Bank Borrowings. We have an Unsecured Credit Agreement that provides for a revolving line of credit up to $400,000,000 with the opportunity to increase the credit amount up to a total of $600,000,000.  The Unsecured Credit Agreement matures on October 14, 2018 and provides for a one-year extension option at our discretion, subject to customary conditions. Based on our leverage at September 30, 2015, the facility provides for interest annually at LIBOR plus 125 basis points and an unused commitment fee of 30 basis points. During the nine months ended September 30, 2015 and 2014 we borrowed $267,000,000 and $28,500,000, respectively, under our Unsecured Credit Agreement. Additionally, during the nine months ended September 30, 2015 and 2014, we repaid $101,500,000 and $30,000,000, respectively, under our Unsecured Credit Agreement. At September 30, 2015, we were in compliance with all covenants.

 

Subsequent to September 30, 2015, we exercised the $200,000,000 accordion feature of our $400,000,000 unsecured revolving line of credit.
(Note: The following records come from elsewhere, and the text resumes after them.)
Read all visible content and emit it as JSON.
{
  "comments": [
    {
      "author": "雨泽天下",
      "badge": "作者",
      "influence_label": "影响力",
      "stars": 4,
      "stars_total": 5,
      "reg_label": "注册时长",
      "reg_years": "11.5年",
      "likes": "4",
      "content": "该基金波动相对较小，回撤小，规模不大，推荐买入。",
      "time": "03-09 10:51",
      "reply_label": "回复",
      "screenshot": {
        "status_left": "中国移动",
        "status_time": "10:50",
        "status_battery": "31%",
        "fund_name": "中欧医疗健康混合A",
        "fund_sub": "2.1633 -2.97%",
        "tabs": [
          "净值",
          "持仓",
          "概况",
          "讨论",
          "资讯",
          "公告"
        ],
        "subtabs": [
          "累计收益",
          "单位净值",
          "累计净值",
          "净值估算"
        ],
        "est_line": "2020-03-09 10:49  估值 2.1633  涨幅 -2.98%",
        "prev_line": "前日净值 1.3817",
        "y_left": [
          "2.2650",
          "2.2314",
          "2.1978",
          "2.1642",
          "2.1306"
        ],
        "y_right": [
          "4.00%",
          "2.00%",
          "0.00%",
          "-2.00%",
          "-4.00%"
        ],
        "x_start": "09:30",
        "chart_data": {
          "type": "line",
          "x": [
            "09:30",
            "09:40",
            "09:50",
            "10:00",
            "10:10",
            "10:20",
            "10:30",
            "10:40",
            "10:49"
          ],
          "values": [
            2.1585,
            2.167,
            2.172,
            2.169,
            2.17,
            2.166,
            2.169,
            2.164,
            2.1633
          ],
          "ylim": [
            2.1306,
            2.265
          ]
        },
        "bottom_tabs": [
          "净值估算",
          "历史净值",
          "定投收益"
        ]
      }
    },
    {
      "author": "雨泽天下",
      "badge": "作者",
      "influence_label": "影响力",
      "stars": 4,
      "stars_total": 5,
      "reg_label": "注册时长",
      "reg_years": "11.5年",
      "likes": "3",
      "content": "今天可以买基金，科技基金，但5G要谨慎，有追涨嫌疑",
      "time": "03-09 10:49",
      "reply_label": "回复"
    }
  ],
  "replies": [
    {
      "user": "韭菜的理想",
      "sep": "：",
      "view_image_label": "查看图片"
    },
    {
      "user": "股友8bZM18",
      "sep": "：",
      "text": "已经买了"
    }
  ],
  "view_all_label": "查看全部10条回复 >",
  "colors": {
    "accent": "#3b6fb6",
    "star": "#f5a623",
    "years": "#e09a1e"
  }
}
The exercise of this feature increases the commitments under our credit facility to $600,000,000 and does not impact any other terms or conditions within the credit facility including the term or covenant requirements of the agreement. Also, subsequent to September 30, 2015, we borrowed $22,000,000 under our unsecured revolving line of credit. Accordingly, we have $187,500,000 outstanding under our unsecured revolving line of credit with $412,500,000 remaining for borrowing.

 

Senior Unsecured Notes. During the nine months ended September 30, 2015 and 2014, we paid $29,167,000 and $4,167,000 in regular scheduled principal payments. In April 2015, we entered into a third amended and restated $200,000,000 private shelf agreement with Prudential for a three-year term. The agreement provides for the possible issuance of up to an additional $102,000,000 of senior unsecured fixed interest rate term notes. After July 14, 2015 and for the balance of the term, the agreement provides for the possible issuance of additional senior unsecured fixed interest rate term notes up to the maximum availability upon us making our scheduled principal payments on existing notes then outstanding. Interest rates on any issuance under the shelf agreement will be set at a spread over applicable Treasury rates. Maturities of each issuance are at our election for up to 15 years from the date of issuance with a maximum average life of 12 years from the date of original issuance. During the three months ended September 30, 2015, we sold $100,000,000 senior unsecured notes with an annual fixed rate of 4.5% under our Prudential shelf agreement. These notes have periodic scheduled principal repayments with a 15-year final maturity.

 

Also, during the three months ended September 30, 2015, we entered into a $100,000,000 note purchase and private shelf agreement with AIG Asset Management (U.S.) LLC (or AIG) for a three-year term. Subsequent to September 30, 2015, we locked rate under our AIG shelf agreement on $100,000,000 senior unsecured notes with a coupon of 4.26% and anticipate selling notes to AIG on or around November 20, 2015. These notes have periodic scheduled principal repayments with a 13-year final maturity.

 

Bonds Payable. We had a multifamily tax-exempt revenue bond that was secured by five assisted living properties in Washington which was paid off during 2014. During the nine months ended September 30, 2014, we paid $635,000 in regularly scheduled principal payments.